Egyptian army not turning its guns on people--yet
Image via WikipediaWashington Post:
The Egyptian military moved on multiple fronts Sunday to display its strength and consolidate support as factions within the government and on the street vied for control of this strategically vital nation at the heart of the Arab world.Various factions are looking to take advantage of the general uprising. The most dangerous faction is the Muslim Brotherhood who run a deceptive campaign of peacefulness in English and say something very different in Arabic. The outward manifestation of this group is the Hamas death cult in Gaza. They were originally part of the Muslim Brotherhood and they are now joining forces with them to try to take over in Egypt. If they do, we will not have seen the beginning of the blood that will be shed in Egypt. They present a pretense of a freedom agenda, but anyone living under Hamas would question that description. In the US they tried infiltrating through the Holy Land Foundation which was sending money to Hamas in the guise of a charity.
With pro-democracy demonstrators demanding the resignation of President Hosni Mubarak for a sixth day, the military sent conflicting signals about where its loyalties lie. On the streets, soldiers curried favor with demonstrators. But F-16 fighter jets streaked through the sky, and in images on state-run television, the nation's military brass appeared alongside the embattled president.

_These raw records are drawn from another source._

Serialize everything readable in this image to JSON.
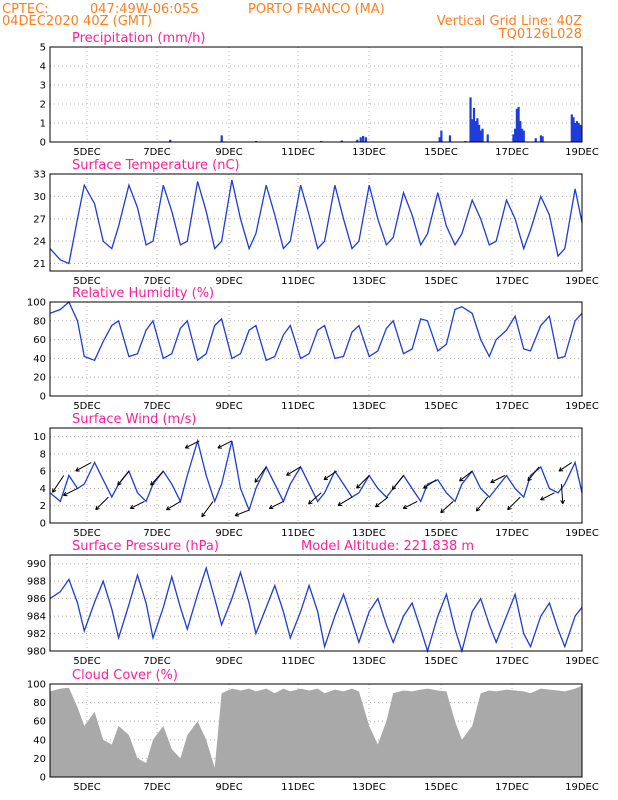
{
  "header": {
    "source": "CPTEC:",
    "coords": "047:49W-06:05S",
    "location": "PORTO FRANCO (MA)",
    "run": "04DEC2020 40Z (GMT)",
    "grid_note": "Vertical Grid Line: 40Z",
    "code": "TQ0126L028",
    "model_altitude": "Model Altitude: 221.838 m"
  },
  "colors": {
    "series": "#1e3cd7",
    "cloud": "#a9a9a9",
    "header": "#ff7f1e",
    "title": "#ff1e9b"
  },
  "chart_data": [
    {
      "type": "bar",
      "title": "Precipitation (mm/h)",
      "ylim": [
        0,
        5
      ],
      "yticks": [
        "0",
        "1",
        "2",
        "3",
        "4",
        "5"
      ],
      "xticks": [
        "5DEC",
        "7DEC",
        "9DEC",
        "11DEC",
        "13DEC",
        "15DEC",
        "17DEC",
        "19DEC"
      ],
      "xlim": [
        0,
        15.5
      ],
      "bars": [
        [
          3.5,
          0.12
        ],
        [
          5.0,
          0.35
        ],
        [
          6.0,
          0.05
        ],
        [
          7.9,
          0.05
        ],
        [
          8.5,
          0.08
        ],
        [
          8.95,
          0.12
        ],
        [
          9.05,
          0.25
        ],
        [
          9.12,
          0.32
        ],
        [
          9.2,
          0.25
        ],
        [
          11.35,
          0.25
        ],
        [
          11.4,
          0.6
        ],
        [
          11.65,
          0.35
        ],
        [
          12.1,
          0.05
        ],
        [
          12.25,
          2.35
        ],
        [
          12.3,
          1.2
        ],
        [
          12.35,
          1.8
        ],
        [
          12.4,
          1.1
        ],
        [
          12.45,
          1.25
        ],
        [
          12.5,
          0.9
        ],
        [
          12.55,
          0.6
        ],
        [
          12.6,
          0.7
        ],
        [
          12.75,
          0.4
        ],
        [
          13.5,
          0.4
        ],
        [
          13.55,
          0.7
        ],
        [
          13.6,
          1.75
        ],
        [
          13.65,
          1.85
        ],
        [
          13.7,
          1.1
        ],
        [
          13.75,
          0.7
        ],
        [
          13.8,
          0.6
        ],
        [
          14.15,
          0.2
        ],
        [
          14.3,
          0.35
        ],
        [
          14.35,
          0.3
        ],
        [
          15.2,
          1.45
        ],
        [
          15.25,
          1.3
        ],
        [
          15.3,
          1.0
        ],
        [
          15.35,
          1.1
        ],
        [
          15.4,
          1.0
        ],
        [
          15.45,
          0.9
        ]
      ]
    },
    {
      "type": "line",
      "title": "Surface Temperature (nC)",
      "ylim": [
        20,
        33
      ],
      "yticks": [
        "21",
        "24",
        "27",
        "30",
        "33"
      ],
      "xticks": [
        "5DEC",
        "7DEC",
        "9DEC",
        "11DEC",
        "13DEC",
        "15DEC",
        "17DEC",
        "19DEC"
      ],
      "xlim": [
        0,
        15.5
      ],
      "x": [
        0,
        0.3,
        0.55,
        0.8,
        1.0,
        1.3,
        1.55,
        1.8,
        2.0,
        2.3,
        2.55,
        2.8,
        3.0,
        3.3,
        3.55,
        3.8,
        4.0,
        4.3,
        4.55,
        4.8,
        5.0,
        5.3,
        5.55,
        5.8,
        6.0,
        6.3,
        6.55,
        6.8,
        7.0,
        7.3,
        7.55,
        7.8,
        8.0,
        8.3,
        8.55,
        8.8,
        9.0,
        9.3,
        9.55,
        9.8,
        10.0,
        10.3,
        10.55,
        10.8,
        11.0,
        11.3,
        11.55,
        11.8,
        12.0,
        12.3,
        12.55,
        12.8,
        13.0,
        13.3,
        13.55,
        13.8,
        14.0,
        14.3,
        14.55,
        14.8,
        15.0,
        15.3,
        15.5
      ],
      "y": [
        23,
        21.5,
        21,
        27,
        31.5,
        29,
        24,
        23,
        26,
        31.5,
        28.5,
        23.5,
        24,
        31.5,
        28,
        23.5,
        24,
        32,
        28,
        23,
        24,
        32.2,
        27,
        23,
        25,
        31.5,
        27.5,
        23,
        24,
        31.5,
        27.5,
        23,
        24,
        31.5,
        27,
        23,
        24,
        31.5,
        27,
        23.5,
        24.5,
        30.5,
        27.5,
        23.5,
        25,
        30.5,
        26,
        23.5,
        25,
        29.5,
        27,
        23.5,
        24,
        29.5,
        27,
        23,
        25.5,
        30,
        27.5,
        22,
        23,
        31,
        26.5
      ]
    },
    {
      "type": "line",
      "title": "Relative Humidity (%)",
      "ylim": [
        0,
        100
      ],
      "yticks": [
        "0",
        "20",
        "40",
        "60",
        "80",
        "100"
      ],
      "xticks": [
        "5DEC",
        "7DEC",
        "9DEC",
        "11DEC",
        "13DEC",
        "15DEC",
        "17DEC",
        "19DEC"
      ],
      "xlim": [
        0,
        15.5
      ],
      "x": [
        0,
        0.3,
        0.55,
        0.8,
        1.0,
        1.3,
        1.55,
        1.8,
        2.0,
        2.3,
        2.55,
        2.8,
        3.0,
        3.3,
        3.55,
        3.8,
        4.0,
        4.3,
        4.55,
        4.8,
        5.0,
        5.3,
        5.55,
        5.8,
        6.0,
        6.3,
        6.55,
        6.8,
        7.0,
        7.3,
        7.55,
        7.8,
        8.0,
        8.3,
        8.55,
        8.8,
        9.0,
        9.3,
        9.55,
        9.8,
        10.0,
        10.3,
        10.55,
        10.8,
        11.0,
        11.3,
        11.55,
        11.8,
        12.0,
        12.3,
        12.55,
        12.8,
        13.0,
        13.3,
        13.55,
        13.8,
        14.0,
        14.3,
        14.55,
        14.8,
        15.0,
        15.3,
        15.5
      ],
      "y": [
        88,
        92,
        100,
        80,
        42,
        38,
        58,
        75,
        80,
        42,
        45,
        70,
        80,
        40,
        45,
        72,
        80,
        38,
        45,
        75,
        82,
        40,
        45,
        70,
        75,
        38,
        42,
        65,
        75,
        40,
        45,
        70,
        75,
        40,
        42,
        68,
        75,
        42,
        48,
        72,
        80,
        45,
        50,
        82,
        80,
        48,
        55,
        92,
        95,
        88,
        60,
        42,
        60,
        70,
        85,
        50,
        48,
        75,
        85,
        40,
        42,
        80,
        88
      ]
    },
    {
      "type": "line",
      "title": "Surface Wind (m/s)",
      "ylim": [
        0,
        11
      ],
      "yticks": [
        "0",
        "2",
        "4",
        "6",
        "8",
        "10"
      ],
      "xticks": [
        "5DEC",
        "7DEC",
        "9DEC",
        "11DEC",
        "13DEC",
        "15DEC",
        "17DEC",
        "19DEC"
      ],
      "xlim": [
        0,
        15.5
      ],
      "x": [
        0,
        0.3,
        0.55,
        0.8,
        1.0,
        1.3,
        1.55,
        1.8,
        2.0,
        2.3,
        2.55,
        2.8,
        3.0,
        3.3,
        3.55,
        3.8,
        4.0,
        4.3,
        4.55,
        4.8,
        5.0,
        5.3,
        5.55,
        5.8,
        6.0,
        6.3,
        6.55,
        6.8,
        7.0,
        7.3,
        7.55,
        7.8,
        8.0,
        8.3,
        8.55,
        8.8,
        9.0,
        9.3,
        9.55,
        9.8,
        10.0,
        10.3,
        10.55,
        10.8,
        11.0,
        11.3,
        11.55,
        11.8,
        12.0,
        12.3,
        12.55,
        12.8,
        13.0,
        13.3,
        13.55,
        13.8,
        14.0,
        14.3,
        14.55,
        14.8,
        15.0,
        15.3,
        15.5
      ],
      "y": [
        3.5,
        2.5,
        5.5,
        4.0,
        4.5,
        7.0,
        5.0,
        3.0,
        4.5,
        6.0,
        3.5,
        2.5,
        4.5,
        6.0,
        4.5,
        2.5,
        5.5,
        9.5,
        5.5,
        2.5,
        4.5,
        9.5,
        4.0,
        1.5,
        4.0,
        6.5,
        4.5,
        2.5,
        4.5,
        6.5,
        4.5,
        2.5,
        3.5,
        6.0,
        4.5,
        3.0,
        3.5,
        5.5,
        4.0,
        3.0,
        4.0,
        5.5,
        4.0,
        2.5,
        4.5,
        5.0,
        3.5,
        2.5,
        4.5,
        6.0,
        4.0,
        3.0,
        4.0,
        5.5,
        4.0,
        3.0,
        5.5,
        6.5,
        4.0,
        3.5,
        4.5,
        7.0,
        3.5
      ],
      "arrows": [
        [
          0.4,
          -0.8,
          -1.2
        ],
        [
          0.8,
          -1.0,
          -0.5
        ],
        [
          1.2,
          -1.1,
          -0.6
        ],
        [
          1.7,
          -0.9,
          -0.9
        ],
        [
          2.3,
          -0.8,
          -1.0
        ],
        [
          2.75,
          -1.0,
          -0.5
        ],
        [
          3.3,
          -0.9,
          -1.0
        ],
        [
          3.8,
          -1.0,
          -0.6
        ],
        [
          4.35,
          -1.0,
          -0.5
        ],
        [
          4.75,
          -0.8,
          -1.1
        ],
        [
          5.3,
          -1.0,
          -0.5
        ],
        [
          5.8,
          -1.0,
          -0.4
        ],
        [
          6.3,
          -0.8,
          -1.1
        ],
        [
          6.8,
          -1.0,
          -0.5
        ],
        [
          7.3,
          -1.0,
          -0.6
        ],
        [
          7.9,
          -0.9,
          -0.8
        ],
        [
          8.35,
          -0.9,
          -0.6
        ],
        [
          8.8,
          -1.0,
          -0.6
        ],
        [
          9.3,
          -0.9,
          -0.9
        ],
        [
          9.85,
          -0.9,
          -0.7
        ],
        [
          10.3,
          -0.8,
          -1.0
        ],
        [
          10.7,
          -1.0,
          -0.5
        ],
        [
          11.25,
          -0.9,
          -0.6
        ],
        [
          11.75,
          -0.9,
          -0.8
        ],
        [
          12.3,
          -0.9,
          -0.7
        ],
        [
          12.75,
          -0.8,
          -1.0
        ],
        [
          13.25,
          -1.0,
          -0.5
        ],
        [
          13.7,
          -0.9,
          -0.9
        ],
        [
          14.25,
          -0.8,
          -1.0
        ],
        [
          14.7,
          -1.0,
          -0.5
        ],
        [
          15.2,
          -0.9,
          -0.6
        ],
        [
          14.9,
          0.1,
          -1.4
        ]
      ]
    },
    {
      "type": "line",
      "title": "Surface Pressure (hPa)",
      "ylim": [
        980,
        991
      ],
      "yticks": [
        "980",
        "982",
        "984",
        "986",
        "988",
        "990"
      ],
      "xticks": [
        "5DEC",
        "7DEC",
        "9DEC",
        "11DEC",
        "13DEC",
        "15DEC",
        "17DEC",
        "19DEC"
      ],
      "xlim": [
        0,
        15.5
      ],
      "x": [
        0,
        0.3,
        0.55,
        0.8,
        1.0,
        1.3,
        1.55,
        1.8,
        2.0,
        2.3,
        2.55,
        2.8,
        3.0,
        3.3,
        3.55,
        3.8,
        4.0,
        4.3,
        4.55,
        4.8,
        5.0,
        5.3,
        5.55,
        5.8,
        6.0,
        6.3,
        6.55,
        6.8,
        7.0,
        7.3,
        7.55,
        7.8,
        8.0,
        8.3,
        8.55,
        8.8,
        9.0,
        9.3,
        9.55,
        9.8,
        10.0,
        10.3,
        10.55,
        10.8,
        11.0,
        11.3,
        11.55,
        11.8,
        12.0,
        12.3,
        12.55,
        12.8,
        13.0,
        13.3,
        13.55,
        13.8,
        14.0,
        14.3,
        14.55,
        14.8,
        15.0,
        15.3,
        15.5
      ],
      "y": [
        986,
        986.8,
        988.2,
        985.5,
        982.3,
        985.6,
        988,
        984.8,
        981.5,
        985.3,
        988.7,
        985.5,
        981.5,
        985,
        988.5,
        985,
        982.5,
        986.5,
        989.5,
        986,
        983,
        986,
        989,
        985.5,
        982,
        985,
        987.5,
        984.5,
        981.5,
        984.5,
        987.5,
        984.5,
        980.5,
        984,
        986.5,
        983.5,
        981,
        984.5,
        986,
        983,
        981,
        984,
        985.5,
        982.5,
        980,
        984,
        986.5,
        982.5,
        980,
        984.5,
        986,
        983,
        981,
        984,
        986.5,
        982,
        980.5,
        984,
        985.5,
        982.5,
        980.5,
        984,
        985
      ]
    },
    {
      "type": "area",
      "title": "Cloud Cover (%)",
      "ylim": [
        0,
        100
      ],
      "yticks": [
        "0",
        "20",
        "40",
        "60",
        "80",
        "100"
      ],
      "xticks": [
        "5DEC",
        "7DEC",
        "9DEC",
        "11DEC",
        "13DEC",
        "15DEC",
        "17DEC",
        "19DEC"
      ],
      "xlim": [
        0,
        15.5
      ],
      "x": [
        0,
        0.3,
        0.55,
        0.8,
        1.0,
        1.3,
        1.55,
        1.8,
        2.0,
        2.3,
        2.55,
        2.8,
        3.0,
        3.3,
        3.55,
        3.8,
        4.0,
        4.3,
        4.55,
        4.8,
        5.0,
        5.3,
        5.55,
        5.8,
        6.0,
        6.3,
        6.55,
        6.8,
        7.0,
        7.3,
        7.55,
        7.8,
        8.0,
        8.3,
        8.55,
        8.8,
        9.0,
        9.3,
        9.55,
        9.8,
        10.0,
        10.3,
        10.55,
        10.8,
        11.0,
        11.3,
        11.55,
        11.8,
        12.0,
        12.3,
        12.55,
        12.8,
        13.0,
        13.3,
        13.55,
        13.8,
        14.0,
        14.3,
        14.55,
        14.8,
        15.0,
        15.3,
        15.5
      ],
      "y": [
        92,
        95,
        96,
        75,
        55,
        70,
        40,
        35,
        55,
        45,
        20,
        15,
        40,
        55,
        30,
        20,
        45,
        60,
        40,
        10,
        90,
        95,
        93,
        95,
        92,
        95,
        90,
        95,
        92,
        95,
        93,
        95,
        90,
        94,
        92,
        95,
        92,
        55,
        35,
        60,
        90,
        93,
        92,
        94,
        95,
        93,
        92,
        60,
        40,
        55,
        90,
        93,
        92,
        94,
        93,
        92,
        90,
        95,
        94,
        93,
        92,
        95,
        98
      ]
    }
  ]
}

All across Egypt, troops in tanks fanned out to work with residents in chasing down marauding bands of knife-wielding thugs and to impose some semblance of order after the nearly complete disappearance of uniformed Egyptian police.
Egyptians of all political persuasions accused the much-maligned police of being behind a campaign to terrorize the country - either by perpetrating the violence themselves, or by standing aside and allowing it to occur.
As hatred toward the police grew, so did admiration for the army - which may be the intent of Egypt's security establishment as it struggles to find a way out of the crisis. The apparently contradictory signals from the army suggested that the question of who will rule Egypt remains very much in doubt nearly a week after protesters turned this country's political universe upside down with a mass mobilization that appears to be only growing stronger.